No faltan en la Bienal las obras que revisan, con mayor o menor profundidad, el contexto de violencia en México. El proyecto Fracturamx, de Bruno Bresani (Recife, Brasil, 1973), critica de forma simbólica –y etérea– la problemática geopolítica de la desaparición forzada a través de la estrategia conceptual de documentar la quema de 25 mil cartuchos para recordar esta misma cifra de desaparecidos en México (aunque en realidad el número de desaparecidos es vectorialmente superior). Otras piezas, en cambio, profundizan en casos concretos y buscan cuestionar la retórica oficialista de malos contra buenos que casi siempre acompaña los discursos sobre el narcotráfico. Por ejemplo, Mauricio Palos (San Luis Potosí, 1981) construye con nombre y apellido un relato fotoperiodístico en blanco y negro de la familia Hernández, conformada por migrantes indocumentados que habitan en el barrio neoyorquino de Queens. Los personajes de esta historia real tienen la particularidad de proceder de San Juan Tecoalcingo, el municipio que se hizo famoso a raíz de la desaparición, en 2014, de 43 estudiantes de la Escuela Normal Rural de Ayotzinapa. Sin embargo, no es otra obra oportunista y vacía sobre el tema. Con impresiones en papel de periódico, Palos recupera la cotidianidad no noticiosa de una familia desplazada por la violencia, pero además sus imágenes apuntan a una realidad que no es o blanca o negra, como las fotografías, sino que tiene grises: cualquiera, incluso ciertas familias que migraron buscando una mejor vida pero tuvieron que regresar, no están libres de caer también en actividades ilícitas.

 



Gladys Serrano, Mario. Sinaloa, 2015-2016.

 
 

Las críticas concretas, con nombre y apellido, de la política a los espectáculos, se encuentran también en otras piezas de la Bienal. Un  ejemplo es la instalación Mario, de la autora Gladys Serrano (Culiacán 1987), que reflexiona sobre la propia representación de la clase política mexicana, explorando la cuenta de Flickr del gobernador panista de Sinaloa, Mario López Valdés, conocido por prohibir los narcocorridos en su estado. Mientras las fotos extraídas de su red social lo representan trabajando incansable con comunidades y grupos necesitados, ciertas frases tomadas de trabajos periodísticos (de medios como Proceso) denuncian sus supuestos vínculos con el narcotráfico.

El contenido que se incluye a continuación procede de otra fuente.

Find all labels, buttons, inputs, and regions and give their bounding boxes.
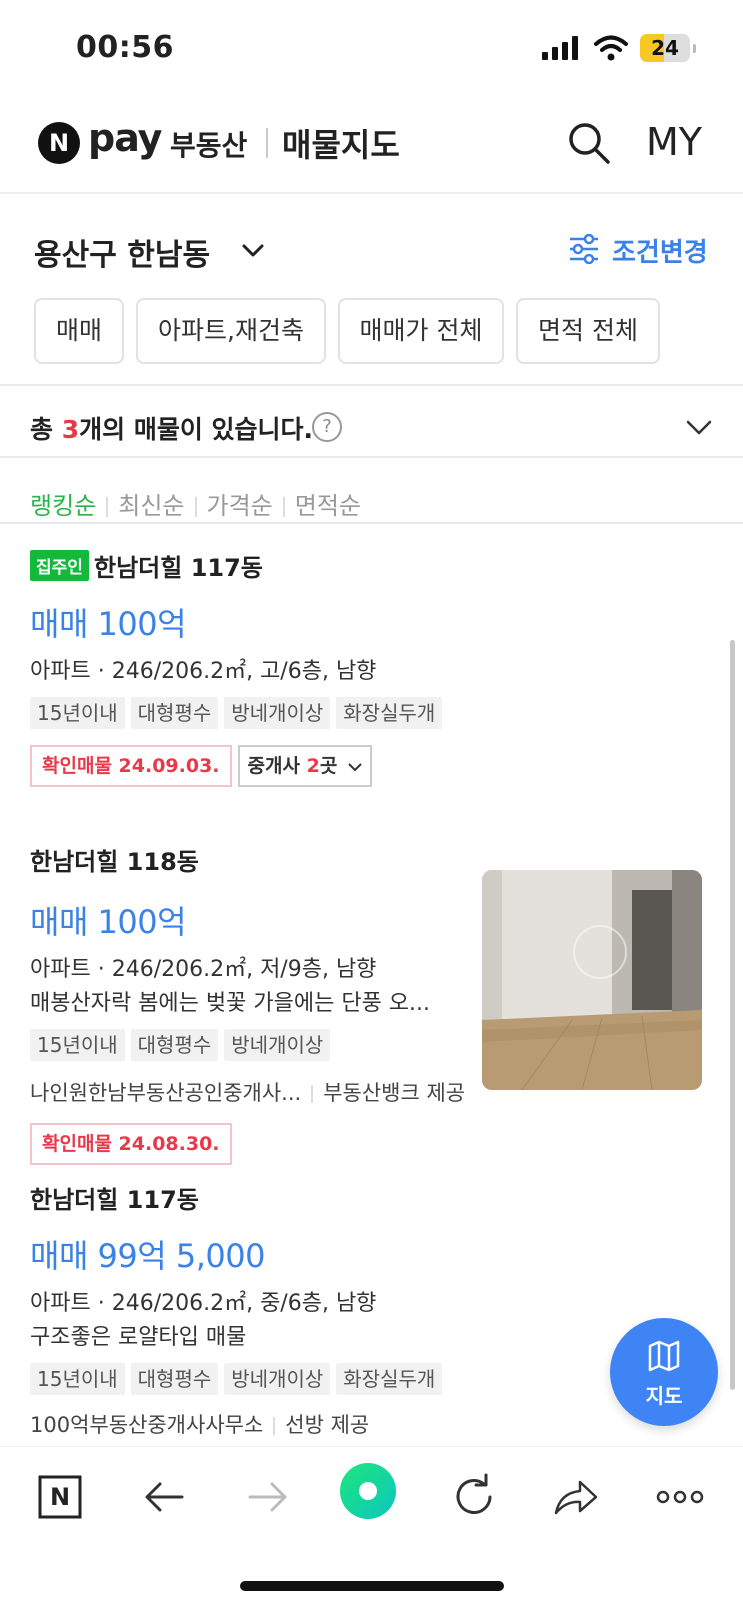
status-time: 00:56 <box>76 30 174 65</box>
green-dot-icon[interactable] <box>336 1459 400 1523</box>
home-indicator[interactable] <box>240 1581 504 1591</box>
naver-home-button[interactable]: N <box>32 1469 88 1525</box>
source-agent: 나인원한남부동산공인중개사... <box>30 1081 302 1105</box>
divider <box>0 456 743 458</box>
tag: 15년이내 <box>30 1363 125 1395</box>
my-button[interactable]: MY <box>646 120 702 164</box>
search-icon[interactable] <box>566 120 612 166</box>
source-provider: 선방 제공 <box>285 1413 370 1437</box>
listing-name: 한남더힐 117동 <box>94 554 263 582</box>
tag: 방네개이상 <box>224 1363 331 1395</box>
filter-sliders-icon <box>570 234 598 264</box>
listing-price: 매매 100억 <box>30 605 187 643</box>
map-view-label: 지도 <box>645 1384 683 1408</box>
tag: 15년이내 <box>30 1029 125 1061</box>
listing-photo[interactable] <box>482 870 702 1090</box>
listing-desc: 아파트 · 246/206.2㎡, 중/6층, 남향 <box>30 1291 377 1316</box>
verified-badge: 확인매물 24.08.30. <box>30 1123 232 1165</box>
room-photo-image <box>482 870 702 1090</box>
owner-badge: 집주인 <box>30 550 89 581</box>
chevron-down-icon[interactable] <box>686 416 712 438</box>
battery-percent: 24 <box>651 36 679 60</box>
sort-options: 랭킹순 최신순 가격순 면적순 <box>30 486 361 521</box>
source-provider: 부동산뱅크 제공 <box>323 1081 466 1105</box>
sort-price[interactable]: 가격순 <box>207 486 273 521</box>
filter-chip-property-type[interactable]: 아파트,재건축 <box>136 298 326 364</box>
listing-source: 100억부동산중개사사무소 선방 제공 <box>30 1409 720 1439</box>
pay-logo-text[interactable]: pay <box>88 116 162 160</box>
filter-chip-price[interactable]: 매매가 전체 <box>338 298 504 364</box>
forward-arrow-icon[interactable] <box>240 1469 296 1525</box>
battery-icon: 24 <box>640 34 696 62</box>
tag: 방네개이상 <box>224 1029 331 1061</box>
divider <box>0 522 743 524</box>
chevron-down-icon <box>348 763 362 772</box>
listing-tags: 15년이내 대형평수 방네개이상 화장실두개 <box>30 697 720 729</box>
verified-badge: 확인매물 24.09.03. <box>30 745 232 787</box>
tag: 대형평수 <box>130 697 219 729</box>
tag: 방네개이상 <box>224 697 331 729</box>
source-agent: 100억부동산중개사사무소 <box>30 1413 264 1437</box>
tag: 대형평수 <box>130 1029 219 1061</box>
location-selector[interactable]: 용산구 한남동 <box>34 230 210 274</box>
listing-name: 한남더힐 117동 <box>30 1186 199 1214</box>
header-divider <box>266 128 268 158</box>
scrollbar[interactable] <box>730 640 735 1390</box>
browser-toolbar: N <box>0 1446 743 1608</box>
app-header: N pay 부동산 매물지도 MY <box>0 100 743 194</box>
filter-chip-deal-type[interactable]: 매매 <box>34 298 124 364</box>
listing-badges: 확인매물 24.08.30. <box>30 1123 720 1167</box>
map-view-button[interactable]: 지도 <box>610 1318 718 1426</box>
cellular-signal-icon <box>542 36 582 60</box>
listing-price: 매매 99억 5,000 <box>30 1237 266 1275</box>
share-icon[interactable] <box>548 1469 604 1525</box>
sort-area[interactable]: 면적순 <box>295 486 361 521</box>
back-arrow-icon[interactable] <box>136 1469 192 1525</box>
naver-logo[interactable]: N <box>38 122 80 164</box>
listing-item[interactable]: 한남더힐 118동 매매 100억 아파트 · 246/206.2㎡, 저/9층… <box>30 842 720 1167</box>
tag: 대형평수 <box>130 1363 219 1395</box>
page-title: 매물지도 <box>282 126 400 164</box>
tag: 화장실두개 <box>336 697 443 729</box>
agent-count-button[interactable]: 중개사 2곳 <box>237 745 372 787</box>
help-icon[interactable]: ? <box>312 412 342 442</box>
listing-item[interactable]: 집주인 한남더힐 117동 매매 100억 아파트 · 246/206.2㎡, … <box>30 548 720 789</box>
sort-latest[interactable]: 최신순 <box>118 486 184 521</box>
refresh-icon[interactable] <box>446 1469 502 1525</box>
service-name[interactable]: 부동산 <box>170 124 247 164</box>
condition-change-label: 조건변경 <box>612 238 708 268</box>
more-options-icon[interactable] <box>652 1469 708 1525</box>
listing-badges: 확인매물 24.09.03. 중개사 2곳 <box>30 745 720 789</box>
tag: 화장실두개 <box>336 1363 443 1395</box>
listing-count: 3 <box>61 415 80 444</box>
listing-count-summary: 총 3개의 매물이 있습니다. <box>30 415 314 444</box>
divider <box>0 384 743 386</box>
naver-n-label: N <box>49 1483 71 1511</box>
wifi-icon <box>594 35 628 61</box>
chevron-down-icon[interactable] <box>240 238 266 264</box>
sort-ranking[interactable]: 랭킹순 <box>30 486 96 521</box>
map-icon <box>648 1340 680 1372</box>
status-bar: 00:56 24 <box>0 0 743 96</box>
listing-desc: 아파트 · 246/206.2㎡, 고/6층, 남향 <box>30 659 377 684</box>
filter-chip-area[interactable]: 면적 전체 <box>516 298 660 364</box>
tag: 15년이내 <box>30 697 125 729</box>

Estas reflexiones sobre la autorrepresentación en la esfera pública a través de los social media se encuentran también en Coqueteando con el espejo!!!, de Jesús Flores (Torreón, 1978). Su “caralibro” está constituido por la apropiación de un conjunto de imágenes y frases tomadas de la cuenta personal de Facebook de la actriz y cantante costarricense Maribel Guardia que, colocadas en ese formato, revelan no tanto en el deseo que pueden generar sus atributos físicos, sino el deseo de la propia artista por construir un manual de poses que en realidad sólo consiste en la repetición de la misma postura y ángulo una y otra vez, pero en distintos lugares y con diferentes prendas.  

 

En éstas y algunas otras obras de la Bienal, la alegoría, combinada con la ironía, desenmascara, o asume, o critica la ensoñación de la sociedad tardomoderna. Quizás el reto de los trabajos, en este intento por crear una estética de la experiencia, sea determinar si es posible activar un aspecto reflexivo que lleve a construir enunciados críticos sobre nuestro presente.

 

Este texto apareció en La Tempestad 119 (febrero de 2016).